Identify which apps are ISV-managed vs. org-owned
Apps created by ISVs on external orgs and installed into your org follow a different migration path. You cannot migrate an ISV's Connected App yourself — you need the ISV to publish an ECA version of their product and migrate you to it. Contact your ISV vendors now. The ones that are slow to respond are the ones whose products will break when Connected App creation becomes impossible.
Use Salesforce's built-in migration tool for org-owned apps
For Connected Apps you own and manage, Salesforce has released a native migration path: Setup → App Manager → select your Connected App → Migrate to External Client App. This creates an ECA with the same OAuth settings and client credentials. Validate in sandbox first — redirect URIs, token behavior, and permission sets all need verification before migrating production.
Update sandbox cloning procedures
Connected Apps are copied automatically when you clone a sandbox. ECAs are not — they are only copied if packaged. This behavioral difference means your sandbox refresh process needs to include an explicit step to configure ECAs in the new sandbox environment.
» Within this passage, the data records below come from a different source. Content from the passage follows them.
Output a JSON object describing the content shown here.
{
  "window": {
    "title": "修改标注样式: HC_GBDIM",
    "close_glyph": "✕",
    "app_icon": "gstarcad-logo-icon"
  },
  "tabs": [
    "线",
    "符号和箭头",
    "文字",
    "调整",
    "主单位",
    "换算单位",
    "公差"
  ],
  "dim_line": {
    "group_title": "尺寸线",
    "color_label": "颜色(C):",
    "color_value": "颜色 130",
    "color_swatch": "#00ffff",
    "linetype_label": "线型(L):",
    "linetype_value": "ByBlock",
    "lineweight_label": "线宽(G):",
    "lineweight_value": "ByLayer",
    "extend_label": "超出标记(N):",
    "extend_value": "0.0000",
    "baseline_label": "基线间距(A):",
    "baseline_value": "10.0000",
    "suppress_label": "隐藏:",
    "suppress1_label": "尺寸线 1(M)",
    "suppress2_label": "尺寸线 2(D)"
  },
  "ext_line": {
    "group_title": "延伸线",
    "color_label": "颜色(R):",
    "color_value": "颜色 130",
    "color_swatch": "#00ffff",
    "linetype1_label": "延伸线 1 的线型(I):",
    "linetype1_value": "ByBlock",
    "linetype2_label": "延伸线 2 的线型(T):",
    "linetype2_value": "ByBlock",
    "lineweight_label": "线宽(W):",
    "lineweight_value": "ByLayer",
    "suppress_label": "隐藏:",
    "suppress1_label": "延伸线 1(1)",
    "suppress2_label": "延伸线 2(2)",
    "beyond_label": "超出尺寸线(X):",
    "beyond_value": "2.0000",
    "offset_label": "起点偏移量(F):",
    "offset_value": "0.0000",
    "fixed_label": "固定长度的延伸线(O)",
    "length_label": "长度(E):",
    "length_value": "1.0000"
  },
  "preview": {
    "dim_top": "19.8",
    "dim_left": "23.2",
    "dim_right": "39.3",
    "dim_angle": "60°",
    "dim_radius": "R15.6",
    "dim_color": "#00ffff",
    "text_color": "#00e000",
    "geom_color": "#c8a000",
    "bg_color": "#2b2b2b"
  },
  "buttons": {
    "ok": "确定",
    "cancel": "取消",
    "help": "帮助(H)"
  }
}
Update your DevOps runbooks before this catches you in a production deployment.
Update your outbound message authentication to OAuth
If this was not done before February 16 — the date session IDs were removed — your outbound messages are already failing. The fix is to configure Named Credentials for outbound message authentication and update your workflow rules or flows to use OAuth-based authentication instead of session ID passthrough.
Build a certificate rotation process before the 2029 deadline
TLS and SAML certificate maximum validity is moving to 47 days by 2029. Annual certificate management — the current default in most orgs — will be non-compliant. The time to build an automated certificate rotation process is now, while 2029 still feels distant. Orgs that wait until the deadline are the ones that have production incidents on the deadline date.
External Client Apps currently do not support Canvas App exposure or push notifications — two Connected App capabilities that some orgs rely on. Salesforce is actively closing this gap with each release. If your org uses either of these features, keep those specific Connected Apps in place while monitoring ECA release notes for the capabilities to arrive before planning that specific migration.
Connected Apps will not vanish from your org overnight. But Salesforce has shut the door on creating new ones, and the direction toward end of support is clearly stated. The organizations that audit their Connected App inventory now, identify ISV dependencies, and begin phased migration to External Client Apps are the ones that absorb this change on their own timeline rather than on Salesforce's. The ones that wait will migrate in a hurry — and hurried integration migrations are where production incidents happen.